Dranmor VII,3

(Perdita)

Perdita. Die Verlorene? Die Untergegangene? Das Heine-Motto des Mitleids als letzter Weihe der Liebe macht rasend. Die Kritiker haben zurecht bemerkt, dass nur die wenigsten Motti über Dranmors Gedichten Sinn machten. Sinn macht auch dieses Gedicht nur an wenigen Stellen. Als frühes Sprachkrisedokument vielleicht. Die formale Überschwenglichkeit, die sich nicht zu beschreiben zutraut, was das Herz fühlt, während sie ihre heisse Stirn kühlt – an der Fensterscheibe. Er ein Löwe, sie ein Reh, so passt das nicht zusammen. Im Rückblick ruft er Bleibe hier, sie, die wie er vorher bemerkte, ihm treu und blind liebt, sie, Glück und Leid für ihn. Er will ihr eine grüne Weide sein – sie, gebannt von seines Rosses Huf, die schlimme Welt sei schuld.

Dieser seltsame Mann, dieser Mann des Übergangs versteht nicht. Wie anders soll man ihn verstehen? Die Welt ohne Gnade, Mitleid und Verstand. Herzensgründe gegen Verstandesgründe. Ihre Bitten, ihre Thränen. Er, derjenige, der sich einfangen liess, heisse Stirn, ein gezähmter Leu. Es war ganz anders.

Armes, heimatloses Kind – nicht sie. Eine dranmorsche Projektion. Er war sie und sie war er. Späte Einsicht Bleibe hier und Gerne folgt er deiner Stimme.

Gastlich dann sein Haus und still, das leere dann. Braune Augen – schwere Perlen.

Nicht sie war die Betrogene, Verlassene, die wieder gnädig, räuig von ihm aufgenommen werden sollte. Er flog ihr entgegen, kindlich sein Ruf, bricht sich die Flügel an einer Fensterscheibe – treu und blind.

Für sein armes Kind zu sorgen / Das ist alles, was er will. Inzestuöse Väterinstinkte. Verkappte Inzucht.
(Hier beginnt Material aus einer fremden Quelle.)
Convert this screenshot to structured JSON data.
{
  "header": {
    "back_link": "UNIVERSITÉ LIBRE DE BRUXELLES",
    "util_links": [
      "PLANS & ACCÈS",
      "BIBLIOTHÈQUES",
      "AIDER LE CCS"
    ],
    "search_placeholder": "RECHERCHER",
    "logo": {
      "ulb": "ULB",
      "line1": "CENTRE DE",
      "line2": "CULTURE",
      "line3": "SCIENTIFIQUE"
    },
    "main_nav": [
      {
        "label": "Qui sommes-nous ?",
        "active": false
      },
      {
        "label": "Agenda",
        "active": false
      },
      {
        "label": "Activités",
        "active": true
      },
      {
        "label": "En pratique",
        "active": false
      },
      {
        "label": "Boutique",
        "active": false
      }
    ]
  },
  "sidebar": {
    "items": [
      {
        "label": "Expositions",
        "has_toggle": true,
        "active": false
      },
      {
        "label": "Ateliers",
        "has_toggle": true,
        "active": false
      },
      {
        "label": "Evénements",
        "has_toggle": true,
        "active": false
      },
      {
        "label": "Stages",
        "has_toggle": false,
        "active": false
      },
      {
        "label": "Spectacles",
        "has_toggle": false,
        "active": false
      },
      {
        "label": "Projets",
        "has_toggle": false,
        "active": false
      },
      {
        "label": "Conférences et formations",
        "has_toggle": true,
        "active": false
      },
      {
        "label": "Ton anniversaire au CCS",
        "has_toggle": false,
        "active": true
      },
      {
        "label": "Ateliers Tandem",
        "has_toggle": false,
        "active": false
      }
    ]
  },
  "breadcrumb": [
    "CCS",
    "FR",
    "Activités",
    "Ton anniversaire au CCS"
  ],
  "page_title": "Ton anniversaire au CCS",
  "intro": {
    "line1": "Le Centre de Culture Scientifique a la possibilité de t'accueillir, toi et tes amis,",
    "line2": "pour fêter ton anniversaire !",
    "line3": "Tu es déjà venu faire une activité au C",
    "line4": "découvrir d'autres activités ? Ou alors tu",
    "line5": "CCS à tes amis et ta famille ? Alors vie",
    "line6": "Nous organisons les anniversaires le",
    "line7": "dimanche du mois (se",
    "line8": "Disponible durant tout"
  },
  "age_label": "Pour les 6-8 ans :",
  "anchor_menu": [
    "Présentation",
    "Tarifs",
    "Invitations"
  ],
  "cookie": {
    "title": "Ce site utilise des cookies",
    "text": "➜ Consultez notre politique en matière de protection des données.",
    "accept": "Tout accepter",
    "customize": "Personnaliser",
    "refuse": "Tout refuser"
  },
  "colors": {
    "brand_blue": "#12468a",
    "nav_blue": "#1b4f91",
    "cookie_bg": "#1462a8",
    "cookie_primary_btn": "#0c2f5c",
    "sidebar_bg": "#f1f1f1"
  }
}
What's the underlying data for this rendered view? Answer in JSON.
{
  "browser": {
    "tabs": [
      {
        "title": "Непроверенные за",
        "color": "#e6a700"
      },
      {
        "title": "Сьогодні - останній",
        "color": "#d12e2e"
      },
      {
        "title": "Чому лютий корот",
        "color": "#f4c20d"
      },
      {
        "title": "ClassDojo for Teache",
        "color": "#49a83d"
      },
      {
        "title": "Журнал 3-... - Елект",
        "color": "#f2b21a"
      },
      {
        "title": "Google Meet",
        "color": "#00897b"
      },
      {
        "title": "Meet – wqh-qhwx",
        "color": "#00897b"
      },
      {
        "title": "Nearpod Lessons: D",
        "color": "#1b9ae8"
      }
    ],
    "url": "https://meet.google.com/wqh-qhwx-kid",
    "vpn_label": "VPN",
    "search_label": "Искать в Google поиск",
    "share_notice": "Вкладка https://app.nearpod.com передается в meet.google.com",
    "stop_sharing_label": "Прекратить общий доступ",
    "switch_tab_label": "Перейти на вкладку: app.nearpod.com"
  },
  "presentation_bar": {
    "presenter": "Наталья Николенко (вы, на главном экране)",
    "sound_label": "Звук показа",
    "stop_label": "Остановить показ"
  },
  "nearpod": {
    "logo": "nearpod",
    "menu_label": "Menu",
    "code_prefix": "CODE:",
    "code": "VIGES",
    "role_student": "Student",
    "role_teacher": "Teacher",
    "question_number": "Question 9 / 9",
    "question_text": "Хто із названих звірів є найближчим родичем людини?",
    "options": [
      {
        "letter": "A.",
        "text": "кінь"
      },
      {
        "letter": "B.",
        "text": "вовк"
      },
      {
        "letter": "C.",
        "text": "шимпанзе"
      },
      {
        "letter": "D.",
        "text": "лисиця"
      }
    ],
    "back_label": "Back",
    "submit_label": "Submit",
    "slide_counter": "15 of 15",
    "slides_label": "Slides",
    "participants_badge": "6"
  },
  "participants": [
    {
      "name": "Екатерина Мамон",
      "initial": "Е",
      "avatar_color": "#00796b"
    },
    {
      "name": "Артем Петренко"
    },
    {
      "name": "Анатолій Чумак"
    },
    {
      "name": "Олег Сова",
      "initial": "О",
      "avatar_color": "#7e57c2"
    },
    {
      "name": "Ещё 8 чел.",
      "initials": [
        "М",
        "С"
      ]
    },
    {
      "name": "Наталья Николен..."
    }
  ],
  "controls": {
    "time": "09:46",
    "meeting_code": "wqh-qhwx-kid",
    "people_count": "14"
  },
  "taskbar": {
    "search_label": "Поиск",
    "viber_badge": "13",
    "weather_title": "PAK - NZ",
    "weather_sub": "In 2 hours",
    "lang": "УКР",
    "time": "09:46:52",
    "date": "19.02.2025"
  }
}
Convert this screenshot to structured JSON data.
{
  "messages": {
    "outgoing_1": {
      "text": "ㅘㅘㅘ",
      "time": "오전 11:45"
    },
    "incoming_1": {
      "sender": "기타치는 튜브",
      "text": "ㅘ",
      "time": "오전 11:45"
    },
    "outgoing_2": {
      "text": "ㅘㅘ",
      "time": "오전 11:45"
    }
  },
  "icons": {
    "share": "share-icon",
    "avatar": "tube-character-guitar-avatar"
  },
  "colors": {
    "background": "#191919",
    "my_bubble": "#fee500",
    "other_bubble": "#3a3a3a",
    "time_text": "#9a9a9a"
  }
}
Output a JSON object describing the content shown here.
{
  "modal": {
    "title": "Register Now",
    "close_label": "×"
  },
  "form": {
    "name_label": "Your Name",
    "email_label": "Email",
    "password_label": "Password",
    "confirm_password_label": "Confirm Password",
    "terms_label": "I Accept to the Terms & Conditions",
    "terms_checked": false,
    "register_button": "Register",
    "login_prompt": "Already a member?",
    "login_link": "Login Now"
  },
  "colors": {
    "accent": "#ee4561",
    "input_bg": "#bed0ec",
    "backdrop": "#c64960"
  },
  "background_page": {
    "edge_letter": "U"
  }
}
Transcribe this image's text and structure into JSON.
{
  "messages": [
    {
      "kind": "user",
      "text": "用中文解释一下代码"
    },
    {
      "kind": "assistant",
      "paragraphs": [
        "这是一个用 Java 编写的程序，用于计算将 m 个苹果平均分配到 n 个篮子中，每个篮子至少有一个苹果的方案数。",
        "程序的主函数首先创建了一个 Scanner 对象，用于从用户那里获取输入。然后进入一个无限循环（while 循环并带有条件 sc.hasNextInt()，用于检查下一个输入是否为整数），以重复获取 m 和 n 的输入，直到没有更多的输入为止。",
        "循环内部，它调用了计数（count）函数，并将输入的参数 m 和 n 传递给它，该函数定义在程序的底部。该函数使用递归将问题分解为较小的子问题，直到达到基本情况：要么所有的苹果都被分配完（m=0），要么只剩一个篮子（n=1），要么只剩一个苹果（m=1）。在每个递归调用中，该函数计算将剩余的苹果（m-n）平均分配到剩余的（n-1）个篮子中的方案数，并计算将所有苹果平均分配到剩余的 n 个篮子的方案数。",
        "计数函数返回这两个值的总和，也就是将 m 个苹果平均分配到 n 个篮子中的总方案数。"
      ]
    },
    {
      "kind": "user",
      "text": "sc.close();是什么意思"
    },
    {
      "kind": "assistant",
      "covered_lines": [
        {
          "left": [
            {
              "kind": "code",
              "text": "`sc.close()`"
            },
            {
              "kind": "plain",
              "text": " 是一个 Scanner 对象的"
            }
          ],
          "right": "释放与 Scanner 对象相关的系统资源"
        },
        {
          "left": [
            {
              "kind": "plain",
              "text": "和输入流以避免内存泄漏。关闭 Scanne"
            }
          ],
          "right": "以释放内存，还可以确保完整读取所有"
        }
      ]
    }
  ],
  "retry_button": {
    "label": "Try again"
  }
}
Eines ist naheliegender: Die Selbstsorge. Die Sorge um sich selbst in der zweiten Generation. Sie trug ein Kind von ihm, vielleicht, und wollte sich selber durchschlagen – ein schwerer, mutiger Entschluss zu dieser Zeit. Sie hielt es nicht mehr mit ihm aus, mit seiner Jämmerlichkeit, und wollte das alleinige Sorgerecht. Er, nicht sie, treu und blind. Und schwer gekränkt. Für sein armes Kind zu sorgen. Doppelte Vaterschaft und gastlich sein Haus – doch still. Menschenmögliche Menschenpflicht? Ein Egoismus. Trauer um das wilde Reh, das er nicht zu zähmen vermochte, nun ins Gegegteil verklärt, verdrängt.

Sie hatte es irgendwie geschafft, irgendwo, ohne ihn – den seltsamen Mann. Den Mann des Übergangs.